The psychologist Abraham Maslow described a so-called “ hierarchy of needs ” pyramid. The lower part of the pyramid includes basic needs such as safety, security and shelter. The top sections describe higher-order needs related to responsibility, achievement, and respect by and for others.
The theory is that you must reasonably satisfy lower-level needs before being in a position to meet higher-level growth needs. Only once all of these have been satisfied is it possible to arrive at a state Maslow referred to as “ self-actualization”.
In 1986, WHO refined its definition of “ health ” as not just an absence of disease or infirmity, but as a “ resource for everyday life, not the objective of living. Health is a positive concept emphasizing social and personal resources, as well as physical capacities ”. Live longer. Live better. Health is not simply a matter of meeting basic needs.
It can be said that ISO has excelled at providing solutions to meet a great many basic global needs over the years, by delivering an array of International Standards that address some of the world’s most basic safety, health, performance and security needs.
But does ISO have a role to play in helping to satisfy these soft, higher-level expectations, pushing the envelope to include higher aspirations ? The answer is “ Yes ”.
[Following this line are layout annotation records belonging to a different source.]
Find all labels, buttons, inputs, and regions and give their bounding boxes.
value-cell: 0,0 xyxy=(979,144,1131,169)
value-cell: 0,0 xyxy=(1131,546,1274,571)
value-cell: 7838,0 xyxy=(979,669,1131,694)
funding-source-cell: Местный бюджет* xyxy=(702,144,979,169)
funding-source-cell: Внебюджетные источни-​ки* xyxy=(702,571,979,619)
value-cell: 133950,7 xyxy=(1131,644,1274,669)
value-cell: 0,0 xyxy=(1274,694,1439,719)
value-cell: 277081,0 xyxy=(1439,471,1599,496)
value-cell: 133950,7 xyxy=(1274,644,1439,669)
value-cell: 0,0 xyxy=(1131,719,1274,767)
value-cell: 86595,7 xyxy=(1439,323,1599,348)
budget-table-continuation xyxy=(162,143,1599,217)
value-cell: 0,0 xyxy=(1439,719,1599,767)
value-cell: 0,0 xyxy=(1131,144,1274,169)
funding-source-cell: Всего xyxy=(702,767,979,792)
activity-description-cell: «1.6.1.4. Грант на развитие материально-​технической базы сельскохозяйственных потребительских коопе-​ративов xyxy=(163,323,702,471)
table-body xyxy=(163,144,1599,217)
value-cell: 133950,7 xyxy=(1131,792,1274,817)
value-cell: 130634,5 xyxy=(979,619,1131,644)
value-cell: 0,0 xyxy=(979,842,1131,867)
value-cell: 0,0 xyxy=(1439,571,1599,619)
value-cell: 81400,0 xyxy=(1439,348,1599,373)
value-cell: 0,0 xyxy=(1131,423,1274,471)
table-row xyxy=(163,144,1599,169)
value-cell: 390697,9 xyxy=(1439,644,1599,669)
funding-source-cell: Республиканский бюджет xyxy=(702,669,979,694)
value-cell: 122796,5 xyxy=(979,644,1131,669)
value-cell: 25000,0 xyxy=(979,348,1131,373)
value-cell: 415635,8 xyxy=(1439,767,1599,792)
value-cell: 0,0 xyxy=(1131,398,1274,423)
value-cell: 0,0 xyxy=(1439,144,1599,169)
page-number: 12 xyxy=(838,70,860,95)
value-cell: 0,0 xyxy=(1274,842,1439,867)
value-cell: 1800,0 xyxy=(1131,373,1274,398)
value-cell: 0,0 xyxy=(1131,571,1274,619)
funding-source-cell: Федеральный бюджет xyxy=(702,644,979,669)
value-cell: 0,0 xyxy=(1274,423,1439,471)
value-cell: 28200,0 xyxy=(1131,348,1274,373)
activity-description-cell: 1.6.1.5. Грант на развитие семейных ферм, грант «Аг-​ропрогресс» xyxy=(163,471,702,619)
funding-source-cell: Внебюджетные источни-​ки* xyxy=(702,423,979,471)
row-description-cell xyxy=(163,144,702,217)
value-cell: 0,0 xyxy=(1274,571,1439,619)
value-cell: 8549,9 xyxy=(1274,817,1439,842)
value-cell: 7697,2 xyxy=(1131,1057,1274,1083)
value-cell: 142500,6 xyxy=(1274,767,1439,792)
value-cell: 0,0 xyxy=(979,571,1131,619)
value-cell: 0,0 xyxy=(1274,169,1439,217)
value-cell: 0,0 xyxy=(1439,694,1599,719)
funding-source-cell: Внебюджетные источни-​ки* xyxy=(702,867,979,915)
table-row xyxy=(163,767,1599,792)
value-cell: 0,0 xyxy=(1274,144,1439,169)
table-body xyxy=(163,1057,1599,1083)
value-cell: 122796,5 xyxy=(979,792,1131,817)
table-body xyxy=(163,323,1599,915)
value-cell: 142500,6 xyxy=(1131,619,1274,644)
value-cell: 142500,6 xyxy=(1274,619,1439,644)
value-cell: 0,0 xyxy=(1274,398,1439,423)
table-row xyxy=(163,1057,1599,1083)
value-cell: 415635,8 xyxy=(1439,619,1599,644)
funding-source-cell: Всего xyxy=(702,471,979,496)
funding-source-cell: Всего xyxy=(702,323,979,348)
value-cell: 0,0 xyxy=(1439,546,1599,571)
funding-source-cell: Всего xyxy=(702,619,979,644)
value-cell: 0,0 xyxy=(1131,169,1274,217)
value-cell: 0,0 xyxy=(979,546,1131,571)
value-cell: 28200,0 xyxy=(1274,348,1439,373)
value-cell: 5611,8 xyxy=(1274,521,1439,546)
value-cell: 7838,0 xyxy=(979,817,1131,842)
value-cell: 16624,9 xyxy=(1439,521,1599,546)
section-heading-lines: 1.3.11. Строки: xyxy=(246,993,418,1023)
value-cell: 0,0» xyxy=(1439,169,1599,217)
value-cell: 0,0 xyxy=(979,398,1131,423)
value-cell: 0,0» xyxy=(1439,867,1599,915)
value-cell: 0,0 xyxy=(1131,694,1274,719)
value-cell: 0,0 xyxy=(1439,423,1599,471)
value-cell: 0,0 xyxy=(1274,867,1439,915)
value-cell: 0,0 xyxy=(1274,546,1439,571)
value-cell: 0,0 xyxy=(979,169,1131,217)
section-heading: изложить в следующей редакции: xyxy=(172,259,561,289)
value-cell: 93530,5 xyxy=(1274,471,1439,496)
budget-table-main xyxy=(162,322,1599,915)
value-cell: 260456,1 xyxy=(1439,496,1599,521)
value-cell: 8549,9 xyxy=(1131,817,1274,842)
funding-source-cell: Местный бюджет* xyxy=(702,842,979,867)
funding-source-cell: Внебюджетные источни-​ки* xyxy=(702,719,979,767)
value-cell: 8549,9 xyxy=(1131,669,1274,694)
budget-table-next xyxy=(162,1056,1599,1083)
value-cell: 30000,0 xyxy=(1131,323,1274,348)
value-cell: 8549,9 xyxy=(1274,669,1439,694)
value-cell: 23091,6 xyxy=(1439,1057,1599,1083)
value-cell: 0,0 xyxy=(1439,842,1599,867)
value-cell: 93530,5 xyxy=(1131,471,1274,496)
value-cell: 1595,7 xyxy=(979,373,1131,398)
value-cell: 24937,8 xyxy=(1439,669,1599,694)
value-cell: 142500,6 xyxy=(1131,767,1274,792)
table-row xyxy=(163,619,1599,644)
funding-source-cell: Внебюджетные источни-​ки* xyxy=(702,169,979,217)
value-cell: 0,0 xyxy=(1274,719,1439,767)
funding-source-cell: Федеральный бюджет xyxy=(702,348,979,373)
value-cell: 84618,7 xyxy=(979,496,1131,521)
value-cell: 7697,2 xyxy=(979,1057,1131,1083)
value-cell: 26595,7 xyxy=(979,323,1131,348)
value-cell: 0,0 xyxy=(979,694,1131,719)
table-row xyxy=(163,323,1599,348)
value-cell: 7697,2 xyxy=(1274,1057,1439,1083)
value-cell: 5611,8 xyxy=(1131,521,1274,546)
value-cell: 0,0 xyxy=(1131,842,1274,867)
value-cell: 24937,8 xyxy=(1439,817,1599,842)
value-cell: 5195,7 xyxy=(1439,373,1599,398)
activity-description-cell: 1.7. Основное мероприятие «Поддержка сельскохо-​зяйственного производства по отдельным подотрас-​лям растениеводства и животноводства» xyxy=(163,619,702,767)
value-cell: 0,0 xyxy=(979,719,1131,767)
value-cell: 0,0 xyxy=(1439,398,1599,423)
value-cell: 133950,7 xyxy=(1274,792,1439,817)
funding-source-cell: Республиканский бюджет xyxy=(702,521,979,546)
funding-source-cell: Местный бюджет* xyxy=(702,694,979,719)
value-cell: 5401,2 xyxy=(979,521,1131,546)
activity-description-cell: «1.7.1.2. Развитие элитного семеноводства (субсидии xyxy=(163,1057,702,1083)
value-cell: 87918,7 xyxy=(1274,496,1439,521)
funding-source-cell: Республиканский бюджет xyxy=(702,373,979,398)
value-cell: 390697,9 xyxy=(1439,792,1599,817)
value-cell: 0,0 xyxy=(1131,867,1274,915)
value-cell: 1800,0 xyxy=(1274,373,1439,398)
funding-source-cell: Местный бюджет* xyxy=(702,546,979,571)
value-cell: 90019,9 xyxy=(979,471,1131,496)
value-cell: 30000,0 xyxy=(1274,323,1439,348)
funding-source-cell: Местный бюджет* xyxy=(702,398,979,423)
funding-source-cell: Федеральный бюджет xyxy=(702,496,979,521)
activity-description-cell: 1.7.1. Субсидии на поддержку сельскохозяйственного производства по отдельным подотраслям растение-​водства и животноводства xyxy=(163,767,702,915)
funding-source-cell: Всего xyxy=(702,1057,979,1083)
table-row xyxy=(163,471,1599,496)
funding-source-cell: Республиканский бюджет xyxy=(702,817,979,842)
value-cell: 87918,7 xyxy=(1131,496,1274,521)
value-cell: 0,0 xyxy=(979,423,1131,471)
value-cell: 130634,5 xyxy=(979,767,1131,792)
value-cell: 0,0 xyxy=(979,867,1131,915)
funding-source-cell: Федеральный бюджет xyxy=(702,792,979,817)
This issue of ISO Focus+ reveals how a number of important (and yet not-soobvious) projects and ideas have a part to play in helping us to satisfy needs emanating from issues related to self-esteem, independence and fulfillment.
Aromatherapy, for example, is used to enhance psychological and physical wellbeing. It provides a potentially effective treatment using natural oils extracted from flowers, bark, stems, leaves, roots or other parts of a plant.
The rising interest in aromatherapy and the use of essential oils translates into increased global attention to the quality, safety and consistency of these products. ISO standards can help provide the confidence needed so that these aspects are taken into consideration, and the potential for their beneficial effects can be achieved, without unnecessary worry.
Without a doubt, cosmetics contribute positively to people’s perception of themselves, directly affecting issues of self-esteem. ISO standards from technical committee ISO/TC 217, Cosmetics, help to ensure that the cosmetics consumers choose are both safe to use and deliver on their promises.
Assistive devices can provide a disabled person needed independence that all individuals desire, and have a right to.
ISO standards help ensure that these products are safe, effective and durable, helping to reduce disabled individuals’ reliance on others to perform everyday activities.
The ability to relax, to reflect and to gain perspective is also associated with the realization of high-order needs. A new ISO project on wellness spas can help ensure that service offerings in these important moments of relaxation are safe, secure and relevant to your wellness needs.
Finally, although it’s not (yet) an ISO standard, the Gross National Happiness (GNP) index developed by the Kingdom of Bhutan is inspired and ambitious. The index leapfrogs traditional linear indicators of national performance – such as Gross Domestic Product (GDP). The index shows us how a proper balance between material and spiritual wealth is necessary, and can be measured.
So will reading a technical ISO standard guarantee you happiness, fulfillment, sound physical and mental health ? No – although some may help you fall asleep and get needed rest !
But reading this ISO Focus+ issue will show you how certain standards and projects play their part in helping us realize higher-level needs on our own paths to “ self-actualization ”.